Un lavoro prodotto col suo storico braccio destro Carlo Poddighe (anche coautore di alcuni brani) e suonato coralmente dalla ormai rodata Omar Pedrini Band, che conferisce al lavoro il sound di una solida rock ‘n roll band, con influenze sonore dal post punk – new wave al prog rock anni ‘70, un po’ Timoria, amato da sempre da Omar.
“Nove canzoni e un’Ave Maria” le ha definite l’artista, in attesa di svelare la tracklist del disco.
Per volontà di OMAR PEDRINI il disco, che esce a sei anni di distanza dal precedente – “ormai faccio un disco ogni 6/7 anni, quando sento di avere qualcosa da dire di importante, intanto largo ai giovani” – per la prima volta non ha alcun ospite.
Da sempre, già dai Timoria, Omar apre i suoi dischi a numerosi colleghi, italiani e internazionali, ma stavolta il lavoro era talmente personale e sofferto che Omar ha deciso di dedicarcisi totalmente da solo.
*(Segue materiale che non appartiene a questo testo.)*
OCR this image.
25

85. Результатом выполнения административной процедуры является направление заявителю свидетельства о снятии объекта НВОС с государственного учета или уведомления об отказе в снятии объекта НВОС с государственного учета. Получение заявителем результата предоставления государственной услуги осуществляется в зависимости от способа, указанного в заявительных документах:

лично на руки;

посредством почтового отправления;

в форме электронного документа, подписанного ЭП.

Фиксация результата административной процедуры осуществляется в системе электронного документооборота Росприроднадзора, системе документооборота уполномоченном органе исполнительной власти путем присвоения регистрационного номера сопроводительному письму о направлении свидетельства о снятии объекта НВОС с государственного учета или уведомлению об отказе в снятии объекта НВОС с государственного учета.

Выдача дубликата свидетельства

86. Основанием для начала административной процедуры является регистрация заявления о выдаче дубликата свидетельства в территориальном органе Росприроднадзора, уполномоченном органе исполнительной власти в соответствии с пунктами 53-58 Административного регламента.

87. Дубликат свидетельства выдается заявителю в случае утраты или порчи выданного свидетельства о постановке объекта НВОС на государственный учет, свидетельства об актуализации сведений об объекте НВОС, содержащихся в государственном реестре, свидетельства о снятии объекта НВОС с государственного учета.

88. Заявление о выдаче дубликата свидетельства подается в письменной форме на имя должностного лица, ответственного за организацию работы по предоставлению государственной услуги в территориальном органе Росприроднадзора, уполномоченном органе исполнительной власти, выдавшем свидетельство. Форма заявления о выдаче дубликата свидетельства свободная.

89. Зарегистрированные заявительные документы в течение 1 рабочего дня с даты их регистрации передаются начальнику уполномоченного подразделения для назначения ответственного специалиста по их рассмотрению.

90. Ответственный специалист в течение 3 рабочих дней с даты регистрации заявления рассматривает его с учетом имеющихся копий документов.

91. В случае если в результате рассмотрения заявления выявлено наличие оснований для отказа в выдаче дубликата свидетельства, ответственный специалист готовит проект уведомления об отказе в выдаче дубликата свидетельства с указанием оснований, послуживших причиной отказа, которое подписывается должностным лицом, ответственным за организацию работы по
“SOSPESO” è fatto di tanti luoghi diversi: scritto e registrato tra la sua tenuta Buen Retiro in Toscana, da buon rocker contadino come Omar ama definirsi, e il cuore storico della sua sempre amata Brescia, nonostante l’artista viva da 23 anni a Milano.
Una Milano europea tornata di gran moda, è vero, ma impoverita dalle dolorose perdite recenti di intelligenze creative come i suoi cari amici Andrea Pinketts, Giovanni Gastel, Matteo Guarnaccia (ai quali il disco è idealmente dedicato) e quella meno recente di Tommaso Labranca che hanno lasciato un grande vuoto nella metropoli meneghina.
Dedicato alle nuove generazioni da un autore attento ai mali del mondo
e da un uomo cinquantenne anarchico pacifista che da tempi non sospetti (ricorderemo il profetico “2020” pubblicato come grido per il pianeta già nel 1994) sogna un’umanità unita nella pace e nella giusta guerra all’inquinamento del pianeta e ai cambiamenti climatici.